Results. They prove the satisfiability of this logic is decidable. The proof is by reduction to nonemptiness problem of data automata, and looks not hard. For the complexity, they say it is probably high. Then they show two undecidable extensions:

$C_{@a,@b}$ instead of simple $C_{@a}$;
the logic with operator ‘from-now-on’. They also consider some decidable extensions.

Here is one of their undecidable extensions that I looked into. Consider a new operator $C_{@a,@b}$ that allows you to fix two variables in the current moment and then filter the subsequent trace to have both data values to be present in some two variables. Note that this is truly an extension, since the original operator $C_{@a}$ does not allow for this (and nesting does not help). To prove undecidability of the new logic, they reduce PCP to it. Let a sequence of dominos $(u,v)_{i_1}, ..., (u,v)_{i_n}$ represent a solution to the PCP instance, where each $i_l$ describes the index of a domino (not the number of repetitions). We will use only two data variables, $a$ and $b$. With the solution sequence, we associate a word $w$ from $((\Sigma \cup \bar \Sigma) \times D^{{a,b}})^*$, where $\bar \Sigma$ are just barred sigma symbols and will be used for $v$-component of the dominos. We will use pairs of data values $(d^a_1,d^b_2)$ to address the individual letters in $w$. Recall that a solution the PCP instance has $u_{i_1} … u_{i_n} = v_{i_1} … v_{i_n}$. Their trick is to associate with $u$-sequence the data sequence $(d^a_1,d^b_1)(d^a_1,d^b_2)(d^a_2,d^b_2)…(d^a_{n-1},d^b_n)(d^a_n,d^b_n)$, where each $d^a_i$ occurs exactly twice except for $d_n^a$ which occurs once, the same for each $d^b_i$. Similarly, for the $v$-sequence. Morever, in the combined $u/v$-sequence, each pair $(d^a_i,d^b_{i+1})$ occurs exactly twice, once in the $u$-part and once in the $v$-part.
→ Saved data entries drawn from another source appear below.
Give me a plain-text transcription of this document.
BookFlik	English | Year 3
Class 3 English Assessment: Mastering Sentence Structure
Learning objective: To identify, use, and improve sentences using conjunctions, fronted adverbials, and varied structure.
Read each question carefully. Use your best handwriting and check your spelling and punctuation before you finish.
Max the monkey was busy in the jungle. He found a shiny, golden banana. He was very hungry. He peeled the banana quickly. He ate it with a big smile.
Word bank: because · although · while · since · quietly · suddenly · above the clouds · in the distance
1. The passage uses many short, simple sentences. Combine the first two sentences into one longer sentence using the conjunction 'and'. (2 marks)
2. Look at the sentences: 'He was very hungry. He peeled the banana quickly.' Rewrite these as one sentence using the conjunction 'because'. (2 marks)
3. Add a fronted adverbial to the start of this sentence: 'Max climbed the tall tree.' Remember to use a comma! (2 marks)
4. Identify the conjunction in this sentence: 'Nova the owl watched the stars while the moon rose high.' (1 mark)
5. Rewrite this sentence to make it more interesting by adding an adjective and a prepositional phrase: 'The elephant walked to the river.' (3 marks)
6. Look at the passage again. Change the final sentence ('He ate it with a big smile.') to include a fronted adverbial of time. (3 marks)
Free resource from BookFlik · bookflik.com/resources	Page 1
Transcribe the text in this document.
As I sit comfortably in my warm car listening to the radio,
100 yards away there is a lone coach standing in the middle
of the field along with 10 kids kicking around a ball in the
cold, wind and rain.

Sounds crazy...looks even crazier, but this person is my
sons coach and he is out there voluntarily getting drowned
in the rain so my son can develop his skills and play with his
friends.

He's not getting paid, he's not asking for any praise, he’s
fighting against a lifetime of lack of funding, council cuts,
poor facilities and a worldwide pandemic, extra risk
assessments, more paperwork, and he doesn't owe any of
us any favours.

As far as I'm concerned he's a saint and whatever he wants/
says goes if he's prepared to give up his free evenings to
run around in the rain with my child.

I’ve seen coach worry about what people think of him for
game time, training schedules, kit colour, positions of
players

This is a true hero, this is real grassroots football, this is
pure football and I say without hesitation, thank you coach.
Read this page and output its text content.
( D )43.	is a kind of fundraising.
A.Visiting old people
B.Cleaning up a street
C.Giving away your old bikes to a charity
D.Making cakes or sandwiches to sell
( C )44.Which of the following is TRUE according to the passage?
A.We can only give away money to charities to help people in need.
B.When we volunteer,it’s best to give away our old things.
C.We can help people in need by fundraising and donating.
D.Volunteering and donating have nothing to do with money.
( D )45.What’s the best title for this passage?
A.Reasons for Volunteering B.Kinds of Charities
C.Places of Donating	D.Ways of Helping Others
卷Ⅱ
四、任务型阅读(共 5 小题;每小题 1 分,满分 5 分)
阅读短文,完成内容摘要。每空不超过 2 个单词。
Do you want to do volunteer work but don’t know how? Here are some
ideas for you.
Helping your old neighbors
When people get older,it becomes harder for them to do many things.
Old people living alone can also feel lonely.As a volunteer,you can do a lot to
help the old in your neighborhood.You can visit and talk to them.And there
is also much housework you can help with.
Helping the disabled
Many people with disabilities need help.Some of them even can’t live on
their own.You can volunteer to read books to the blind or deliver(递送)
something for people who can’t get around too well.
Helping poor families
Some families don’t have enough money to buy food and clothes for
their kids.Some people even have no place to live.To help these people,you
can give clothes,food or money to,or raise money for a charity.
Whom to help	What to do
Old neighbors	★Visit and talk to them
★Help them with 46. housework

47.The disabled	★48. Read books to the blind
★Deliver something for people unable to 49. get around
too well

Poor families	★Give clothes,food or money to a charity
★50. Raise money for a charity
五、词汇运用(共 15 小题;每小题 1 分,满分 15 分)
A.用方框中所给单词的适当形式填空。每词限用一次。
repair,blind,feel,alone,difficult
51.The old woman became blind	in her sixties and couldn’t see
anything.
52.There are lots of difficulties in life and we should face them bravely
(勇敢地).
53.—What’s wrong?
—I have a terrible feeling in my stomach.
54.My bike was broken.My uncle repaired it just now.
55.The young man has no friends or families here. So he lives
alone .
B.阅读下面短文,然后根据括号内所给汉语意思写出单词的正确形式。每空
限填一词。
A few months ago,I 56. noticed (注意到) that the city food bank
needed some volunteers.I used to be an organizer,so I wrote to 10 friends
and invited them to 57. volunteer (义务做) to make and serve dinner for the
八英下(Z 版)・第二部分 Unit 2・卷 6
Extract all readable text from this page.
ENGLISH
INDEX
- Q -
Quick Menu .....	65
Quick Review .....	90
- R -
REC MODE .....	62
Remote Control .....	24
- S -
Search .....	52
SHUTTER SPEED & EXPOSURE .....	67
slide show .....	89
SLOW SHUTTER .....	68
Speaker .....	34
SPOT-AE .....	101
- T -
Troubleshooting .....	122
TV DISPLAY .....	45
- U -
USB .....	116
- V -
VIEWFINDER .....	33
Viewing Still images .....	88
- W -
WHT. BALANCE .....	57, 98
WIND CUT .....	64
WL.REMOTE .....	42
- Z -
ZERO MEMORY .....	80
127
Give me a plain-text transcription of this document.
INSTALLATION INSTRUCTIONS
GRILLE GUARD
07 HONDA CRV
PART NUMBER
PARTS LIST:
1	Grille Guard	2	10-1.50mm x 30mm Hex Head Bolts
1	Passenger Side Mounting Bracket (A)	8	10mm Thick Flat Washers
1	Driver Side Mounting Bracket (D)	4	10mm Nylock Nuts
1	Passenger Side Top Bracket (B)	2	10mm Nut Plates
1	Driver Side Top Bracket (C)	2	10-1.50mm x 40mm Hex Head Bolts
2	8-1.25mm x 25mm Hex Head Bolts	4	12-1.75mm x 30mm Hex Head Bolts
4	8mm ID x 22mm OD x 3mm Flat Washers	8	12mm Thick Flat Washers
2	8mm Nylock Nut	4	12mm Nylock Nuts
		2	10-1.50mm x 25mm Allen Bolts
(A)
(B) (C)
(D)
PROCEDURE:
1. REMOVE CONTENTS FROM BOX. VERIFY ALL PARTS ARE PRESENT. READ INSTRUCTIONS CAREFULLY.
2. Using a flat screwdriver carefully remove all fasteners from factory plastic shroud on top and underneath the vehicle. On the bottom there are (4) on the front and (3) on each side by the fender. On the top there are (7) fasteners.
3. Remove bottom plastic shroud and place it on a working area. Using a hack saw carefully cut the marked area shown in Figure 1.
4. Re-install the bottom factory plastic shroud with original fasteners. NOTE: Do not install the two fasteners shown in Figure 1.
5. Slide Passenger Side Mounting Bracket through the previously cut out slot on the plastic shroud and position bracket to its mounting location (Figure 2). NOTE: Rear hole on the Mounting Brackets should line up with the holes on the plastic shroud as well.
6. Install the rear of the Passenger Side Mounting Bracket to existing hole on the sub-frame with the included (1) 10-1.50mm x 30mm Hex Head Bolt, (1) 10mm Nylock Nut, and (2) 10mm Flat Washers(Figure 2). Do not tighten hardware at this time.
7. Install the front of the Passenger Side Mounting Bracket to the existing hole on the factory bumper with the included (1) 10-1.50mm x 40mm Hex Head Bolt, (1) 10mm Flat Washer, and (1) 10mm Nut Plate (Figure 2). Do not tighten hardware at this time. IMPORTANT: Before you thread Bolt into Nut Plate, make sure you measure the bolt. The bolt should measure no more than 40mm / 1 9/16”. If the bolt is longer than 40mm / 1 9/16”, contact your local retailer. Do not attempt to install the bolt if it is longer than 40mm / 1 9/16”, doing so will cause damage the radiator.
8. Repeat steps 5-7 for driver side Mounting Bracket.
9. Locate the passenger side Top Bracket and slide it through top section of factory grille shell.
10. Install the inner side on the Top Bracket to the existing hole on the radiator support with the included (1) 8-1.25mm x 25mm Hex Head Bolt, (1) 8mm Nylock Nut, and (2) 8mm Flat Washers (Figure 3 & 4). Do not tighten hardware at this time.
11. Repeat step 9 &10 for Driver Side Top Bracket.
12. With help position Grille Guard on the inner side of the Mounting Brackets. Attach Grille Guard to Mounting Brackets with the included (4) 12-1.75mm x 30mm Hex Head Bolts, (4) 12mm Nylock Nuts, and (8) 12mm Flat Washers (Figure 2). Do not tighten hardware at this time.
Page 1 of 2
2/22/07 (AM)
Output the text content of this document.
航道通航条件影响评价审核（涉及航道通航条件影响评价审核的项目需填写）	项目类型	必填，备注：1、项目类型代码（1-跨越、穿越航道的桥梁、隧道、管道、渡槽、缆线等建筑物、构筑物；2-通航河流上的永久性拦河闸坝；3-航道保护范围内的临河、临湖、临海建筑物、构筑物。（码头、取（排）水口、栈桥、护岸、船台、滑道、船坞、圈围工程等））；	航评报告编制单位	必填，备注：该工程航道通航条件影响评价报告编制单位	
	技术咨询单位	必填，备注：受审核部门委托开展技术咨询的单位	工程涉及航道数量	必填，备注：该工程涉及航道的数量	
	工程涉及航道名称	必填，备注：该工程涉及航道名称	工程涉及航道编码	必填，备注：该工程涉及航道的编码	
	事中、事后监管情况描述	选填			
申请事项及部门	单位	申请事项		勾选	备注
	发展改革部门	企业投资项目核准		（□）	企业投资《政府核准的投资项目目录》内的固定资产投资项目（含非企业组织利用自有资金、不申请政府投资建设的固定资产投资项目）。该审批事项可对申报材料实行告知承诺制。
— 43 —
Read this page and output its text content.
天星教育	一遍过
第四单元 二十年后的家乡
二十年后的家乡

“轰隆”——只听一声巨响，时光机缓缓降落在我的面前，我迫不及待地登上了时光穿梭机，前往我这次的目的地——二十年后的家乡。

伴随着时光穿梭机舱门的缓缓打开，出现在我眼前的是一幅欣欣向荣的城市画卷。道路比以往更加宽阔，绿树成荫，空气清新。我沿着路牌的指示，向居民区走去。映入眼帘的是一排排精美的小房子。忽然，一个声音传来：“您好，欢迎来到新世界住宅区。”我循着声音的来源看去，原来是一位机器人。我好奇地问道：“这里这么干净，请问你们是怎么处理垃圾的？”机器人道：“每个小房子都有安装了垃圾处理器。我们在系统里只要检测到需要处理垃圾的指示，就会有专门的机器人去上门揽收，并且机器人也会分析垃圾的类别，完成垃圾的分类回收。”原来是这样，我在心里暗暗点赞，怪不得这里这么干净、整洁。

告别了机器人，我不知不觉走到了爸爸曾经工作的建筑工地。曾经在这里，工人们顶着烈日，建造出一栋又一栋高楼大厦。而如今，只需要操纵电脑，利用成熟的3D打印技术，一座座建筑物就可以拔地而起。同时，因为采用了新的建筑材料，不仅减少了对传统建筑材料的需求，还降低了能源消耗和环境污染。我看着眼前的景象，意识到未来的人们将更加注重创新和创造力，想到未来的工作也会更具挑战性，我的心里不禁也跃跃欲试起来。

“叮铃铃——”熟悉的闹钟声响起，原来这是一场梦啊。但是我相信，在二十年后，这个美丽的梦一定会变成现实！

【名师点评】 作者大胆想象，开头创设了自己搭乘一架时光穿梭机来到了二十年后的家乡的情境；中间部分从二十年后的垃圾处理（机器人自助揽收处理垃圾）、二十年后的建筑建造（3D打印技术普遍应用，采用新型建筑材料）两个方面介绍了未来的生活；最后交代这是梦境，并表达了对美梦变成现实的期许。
Finally, the propositions of the-same-address labels should be equal (or rather whenever we see $\sigma$ for some $(d^a_i,d^b_{i+1})$ then later we should see $\bar \sigma$ in the same address). All these properties can be stated using the extended BD-LTL. Example: let the solution dominos be $(lo,l)(lo,ol)(lo,olo)$, where $\Sigma = {l,o}$. Thus, the $u$-part is $lo\cdot lo\cdot lo$ and the $v$-part is $\bar l \cdot \bar o \bar l \cdot \bar o\bar l\bar o$. With both $u$ and $v$ parts, we associate the data sequence: $(1,1)(1,2)(2,2)(2,3)(3,3)(3,4)$ (6 letters hence 6 pairs). The model of the formula will be: $(l, (1,1)) (o,(1,2)) \mid (\bar l, (1,1)) \ \sharp\ (l, (2,2)) (o,(2,3)) \mid (\bar o, (1,2)) (\bar l, (2,2)) \ \sharp\ (l, (3,3)) (o,(3,4)) \mid (\bar o, (2,3)) (\bar l, (3,3))(\bar o, (3,4))$, where $\sharp$ separates $(u,v)$ dominos and $\mid$ separates the components in a domino.

The main question is “Can we encode the same models using $C_{@a}$ only?”, i.e., without using pairs of data values? The answer is NO: the hard part is to ensure the correct order of data values. Suppose the $u$-part has data values $1\ 2\ 3\ 4$ and we want the $v$-part to have $1\ 2\ 3\ 4$. Seems like the BD-LTL cannot distinguish $1\ 2\ 3\ 4$ from $1\ 3\ 2\ 4$, while it can distinguish $(1,1)(1,2)(2,2)(2,3)(3,3)(3,4)$ from any of its shuffles. Nice.